The impact of multiscale cleat geometry on coal's petrophysical properties in the Lorraine basin, NE France: Implications for coalbed methane (CBM) production and CO2 storage

Abstract

The effectiveness of Coalbed Methane (CBM) production relies on the presence of connected, permeable cleat networks through which the desorbed gas could flow to the producing wells. The geometrical and dynamic (flow) properties of cleats and their spatial variability are essential for predictive economical scenarios, and reference databases are needed for such predictions. This paper contributes to this end by studying cleat networks in a series of coal beds and natural fracturing in the adjacent rock formations, in cores from three wells of the Lorraine basin.
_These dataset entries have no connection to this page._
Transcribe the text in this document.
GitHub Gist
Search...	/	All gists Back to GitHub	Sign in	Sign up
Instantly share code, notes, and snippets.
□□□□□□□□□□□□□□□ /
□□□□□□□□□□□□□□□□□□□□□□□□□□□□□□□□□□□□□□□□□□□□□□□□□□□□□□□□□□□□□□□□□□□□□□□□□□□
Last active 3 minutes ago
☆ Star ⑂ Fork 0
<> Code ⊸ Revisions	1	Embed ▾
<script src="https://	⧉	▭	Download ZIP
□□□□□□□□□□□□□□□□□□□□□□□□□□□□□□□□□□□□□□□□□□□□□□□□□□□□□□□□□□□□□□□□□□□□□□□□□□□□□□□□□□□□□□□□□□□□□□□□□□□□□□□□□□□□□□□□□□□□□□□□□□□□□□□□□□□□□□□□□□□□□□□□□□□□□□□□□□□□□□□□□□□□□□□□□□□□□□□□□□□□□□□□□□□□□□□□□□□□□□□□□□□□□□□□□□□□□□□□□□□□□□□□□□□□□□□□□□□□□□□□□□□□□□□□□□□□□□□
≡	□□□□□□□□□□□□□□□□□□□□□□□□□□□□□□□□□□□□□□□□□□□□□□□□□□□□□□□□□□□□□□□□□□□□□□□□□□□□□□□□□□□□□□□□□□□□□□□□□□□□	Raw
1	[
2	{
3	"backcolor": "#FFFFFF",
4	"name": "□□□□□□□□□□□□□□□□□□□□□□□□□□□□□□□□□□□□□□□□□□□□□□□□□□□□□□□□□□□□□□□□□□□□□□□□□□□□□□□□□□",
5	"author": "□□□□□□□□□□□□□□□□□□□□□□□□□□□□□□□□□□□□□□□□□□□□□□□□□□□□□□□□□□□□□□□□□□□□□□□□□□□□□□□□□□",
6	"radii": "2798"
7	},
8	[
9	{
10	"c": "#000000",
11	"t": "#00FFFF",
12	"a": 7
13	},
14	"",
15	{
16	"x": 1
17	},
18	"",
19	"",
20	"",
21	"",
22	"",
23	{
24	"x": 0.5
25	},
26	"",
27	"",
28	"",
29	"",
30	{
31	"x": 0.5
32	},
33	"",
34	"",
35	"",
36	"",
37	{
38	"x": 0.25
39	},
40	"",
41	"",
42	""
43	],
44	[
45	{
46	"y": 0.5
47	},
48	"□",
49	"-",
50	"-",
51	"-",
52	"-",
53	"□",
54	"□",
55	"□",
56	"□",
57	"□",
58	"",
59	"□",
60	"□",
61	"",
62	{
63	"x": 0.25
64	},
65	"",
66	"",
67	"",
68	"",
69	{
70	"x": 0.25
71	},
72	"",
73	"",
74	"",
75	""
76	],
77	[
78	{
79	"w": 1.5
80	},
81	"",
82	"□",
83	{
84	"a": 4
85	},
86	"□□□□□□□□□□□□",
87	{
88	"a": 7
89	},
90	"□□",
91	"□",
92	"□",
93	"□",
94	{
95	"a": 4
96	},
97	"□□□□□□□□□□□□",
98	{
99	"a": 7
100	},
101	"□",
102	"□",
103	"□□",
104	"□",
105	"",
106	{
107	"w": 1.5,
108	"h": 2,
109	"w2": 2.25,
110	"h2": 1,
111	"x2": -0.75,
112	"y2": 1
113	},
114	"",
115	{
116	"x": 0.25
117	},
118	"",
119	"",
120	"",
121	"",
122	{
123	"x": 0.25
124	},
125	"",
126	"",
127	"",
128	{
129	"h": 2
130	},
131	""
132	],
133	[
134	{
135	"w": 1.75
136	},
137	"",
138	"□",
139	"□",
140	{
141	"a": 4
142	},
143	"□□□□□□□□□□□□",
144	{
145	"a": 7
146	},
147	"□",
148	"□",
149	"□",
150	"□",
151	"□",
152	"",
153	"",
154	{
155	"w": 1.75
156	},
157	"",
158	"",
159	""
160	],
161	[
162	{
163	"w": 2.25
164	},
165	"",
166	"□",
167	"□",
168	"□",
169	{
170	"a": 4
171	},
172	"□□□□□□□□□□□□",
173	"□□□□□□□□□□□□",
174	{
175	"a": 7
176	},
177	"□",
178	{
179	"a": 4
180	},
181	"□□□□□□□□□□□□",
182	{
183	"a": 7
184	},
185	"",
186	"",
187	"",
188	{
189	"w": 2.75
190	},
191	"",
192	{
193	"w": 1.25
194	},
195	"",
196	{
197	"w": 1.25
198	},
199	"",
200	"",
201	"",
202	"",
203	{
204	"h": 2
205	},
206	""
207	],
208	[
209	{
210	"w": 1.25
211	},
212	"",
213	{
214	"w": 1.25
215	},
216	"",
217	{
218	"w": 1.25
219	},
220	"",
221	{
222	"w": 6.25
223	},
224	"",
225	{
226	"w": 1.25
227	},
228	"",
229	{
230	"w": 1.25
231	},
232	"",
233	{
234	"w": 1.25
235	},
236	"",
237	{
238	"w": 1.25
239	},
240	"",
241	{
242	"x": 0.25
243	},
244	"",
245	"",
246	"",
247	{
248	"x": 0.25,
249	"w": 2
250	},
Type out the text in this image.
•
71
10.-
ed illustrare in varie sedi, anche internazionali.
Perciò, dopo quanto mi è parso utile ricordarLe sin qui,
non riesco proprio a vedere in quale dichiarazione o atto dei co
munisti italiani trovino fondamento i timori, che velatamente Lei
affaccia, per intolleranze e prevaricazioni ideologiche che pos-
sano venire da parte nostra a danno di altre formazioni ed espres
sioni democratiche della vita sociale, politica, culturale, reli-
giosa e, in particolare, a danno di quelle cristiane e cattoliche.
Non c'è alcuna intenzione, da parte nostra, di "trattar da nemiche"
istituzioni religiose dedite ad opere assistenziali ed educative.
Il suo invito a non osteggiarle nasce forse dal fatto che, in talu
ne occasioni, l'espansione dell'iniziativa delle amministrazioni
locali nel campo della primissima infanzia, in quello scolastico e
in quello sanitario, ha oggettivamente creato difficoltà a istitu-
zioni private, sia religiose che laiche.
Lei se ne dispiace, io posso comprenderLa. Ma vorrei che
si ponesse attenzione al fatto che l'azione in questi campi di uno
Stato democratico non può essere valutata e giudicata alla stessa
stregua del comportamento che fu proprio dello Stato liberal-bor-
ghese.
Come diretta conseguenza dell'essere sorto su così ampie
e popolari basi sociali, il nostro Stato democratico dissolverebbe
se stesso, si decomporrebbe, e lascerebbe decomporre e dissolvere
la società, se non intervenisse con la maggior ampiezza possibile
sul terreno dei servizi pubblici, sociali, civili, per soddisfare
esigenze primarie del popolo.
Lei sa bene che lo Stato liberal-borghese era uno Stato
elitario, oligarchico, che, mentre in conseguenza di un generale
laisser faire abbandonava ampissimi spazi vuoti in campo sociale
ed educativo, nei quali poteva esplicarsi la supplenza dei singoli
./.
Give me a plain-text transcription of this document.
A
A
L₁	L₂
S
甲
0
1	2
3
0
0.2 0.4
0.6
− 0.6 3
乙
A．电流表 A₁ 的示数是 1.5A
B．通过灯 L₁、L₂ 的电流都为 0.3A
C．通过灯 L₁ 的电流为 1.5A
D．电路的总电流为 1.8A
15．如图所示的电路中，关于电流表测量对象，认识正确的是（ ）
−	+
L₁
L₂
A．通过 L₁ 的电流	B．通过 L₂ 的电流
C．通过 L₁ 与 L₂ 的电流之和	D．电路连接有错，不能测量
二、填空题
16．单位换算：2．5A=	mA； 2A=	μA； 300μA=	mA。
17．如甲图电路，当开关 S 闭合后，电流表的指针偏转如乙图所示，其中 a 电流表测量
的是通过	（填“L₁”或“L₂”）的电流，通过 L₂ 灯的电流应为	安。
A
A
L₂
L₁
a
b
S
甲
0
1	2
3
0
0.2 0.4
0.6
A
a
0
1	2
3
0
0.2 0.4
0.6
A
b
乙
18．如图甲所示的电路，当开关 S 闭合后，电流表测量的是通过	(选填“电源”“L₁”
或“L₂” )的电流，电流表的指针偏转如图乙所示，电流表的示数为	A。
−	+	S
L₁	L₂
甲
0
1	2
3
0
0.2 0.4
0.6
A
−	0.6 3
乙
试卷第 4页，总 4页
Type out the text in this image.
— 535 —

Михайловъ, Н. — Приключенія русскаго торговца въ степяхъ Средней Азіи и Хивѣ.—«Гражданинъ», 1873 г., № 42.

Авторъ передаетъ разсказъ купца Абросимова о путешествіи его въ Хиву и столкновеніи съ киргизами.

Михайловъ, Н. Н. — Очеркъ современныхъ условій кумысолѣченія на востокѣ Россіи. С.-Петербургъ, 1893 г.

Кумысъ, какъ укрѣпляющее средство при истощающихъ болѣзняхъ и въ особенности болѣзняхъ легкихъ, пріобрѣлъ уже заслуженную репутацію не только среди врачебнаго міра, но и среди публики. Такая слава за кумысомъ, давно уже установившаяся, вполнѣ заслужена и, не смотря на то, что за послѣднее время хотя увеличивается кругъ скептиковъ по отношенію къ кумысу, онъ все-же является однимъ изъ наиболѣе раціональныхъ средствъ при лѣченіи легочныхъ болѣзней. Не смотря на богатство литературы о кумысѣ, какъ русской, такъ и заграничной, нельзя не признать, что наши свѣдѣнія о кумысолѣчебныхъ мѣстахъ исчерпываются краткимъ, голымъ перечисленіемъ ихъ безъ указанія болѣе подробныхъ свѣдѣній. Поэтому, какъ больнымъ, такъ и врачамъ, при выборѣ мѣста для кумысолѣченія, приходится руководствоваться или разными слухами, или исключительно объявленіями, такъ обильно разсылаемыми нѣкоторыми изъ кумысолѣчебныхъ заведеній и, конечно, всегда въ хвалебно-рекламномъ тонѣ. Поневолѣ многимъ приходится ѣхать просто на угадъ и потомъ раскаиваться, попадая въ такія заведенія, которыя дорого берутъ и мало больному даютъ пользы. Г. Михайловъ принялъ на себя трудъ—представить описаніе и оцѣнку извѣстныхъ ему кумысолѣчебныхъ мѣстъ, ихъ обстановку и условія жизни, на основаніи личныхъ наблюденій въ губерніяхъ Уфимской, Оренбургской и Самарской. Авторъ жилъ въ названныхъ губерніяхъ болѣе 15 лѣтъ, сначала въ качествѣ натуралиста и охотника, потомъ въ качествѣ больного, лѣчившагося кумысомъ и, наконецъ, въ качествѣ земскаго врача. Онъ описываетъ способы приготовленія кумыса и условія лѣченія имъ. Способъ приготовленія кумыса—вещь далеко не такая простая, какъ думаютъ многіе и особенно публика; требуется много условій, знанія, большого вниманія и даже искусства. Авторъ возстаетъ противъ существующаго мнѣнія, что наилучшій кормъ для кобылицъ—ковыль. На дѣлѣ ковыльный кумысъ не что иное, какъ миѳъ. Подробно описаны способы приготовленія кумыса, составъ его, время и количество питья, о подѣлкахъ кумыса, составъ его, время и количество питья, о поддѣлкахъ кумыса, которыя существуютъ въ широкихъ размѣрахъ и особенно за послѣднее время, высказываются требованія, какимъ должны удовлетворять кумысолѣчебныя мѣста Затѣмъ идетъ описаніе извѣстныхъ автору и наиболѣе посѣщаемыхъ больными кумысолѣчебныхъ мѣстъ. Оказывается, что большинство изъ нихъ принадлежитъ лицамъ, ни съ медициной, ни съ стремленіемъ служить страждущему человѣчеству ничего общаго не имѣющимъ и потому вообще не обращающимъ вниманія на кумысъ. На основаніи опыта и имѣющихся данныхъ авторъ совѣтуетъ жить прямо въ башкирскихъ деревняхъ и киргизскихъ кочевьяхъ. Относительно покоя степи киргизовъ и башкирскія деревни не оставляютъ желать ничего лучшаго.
Cleats occur at three scales in non-shaly coal: multi-centimeter- to decimeter-scale master cleats, multi-millimeter- to multi-centimeter-scale primary cleats and sub-millimeter- to millimeter-scale secondary cleats. The last two types are vertically controlled by the distribution of bed interfaces and local heterogeneities such as shale or ash lenses. Only master and primary cleats form connected permeable systems. The cleat geometrical parameters (intersection angle between face and butt cleats, cleat spacing, length and height) are consistent between the studied seams and all exhibit multifractal characteristics. This dataset is used to build representative Discrete Fracture Network (DFN) models of the cleat networks, calibrated to the permeability of the coal beds estimated by two pressure transient well tests. The built models show the key impact of multiscale cleat properties on coal's petrophysical properties and provide a reference source for robust flow simulations, that could be used in first approximation in any CBM context.

The good connectivity of cleat networks expected in the coal beds at a pluri-kilometer scale, the favorable gas content and saturation of the seams and the negligible fracturing detected in adjacent formations suggest a high CBM production potential in the studied area of the Lorraine basin. This area is also particularly favorable for Enhanced CBM (ECBM), where injected CO₂ replaces the desorbed methane, allowing at the same time the production of methane and lasting storage of CO₂.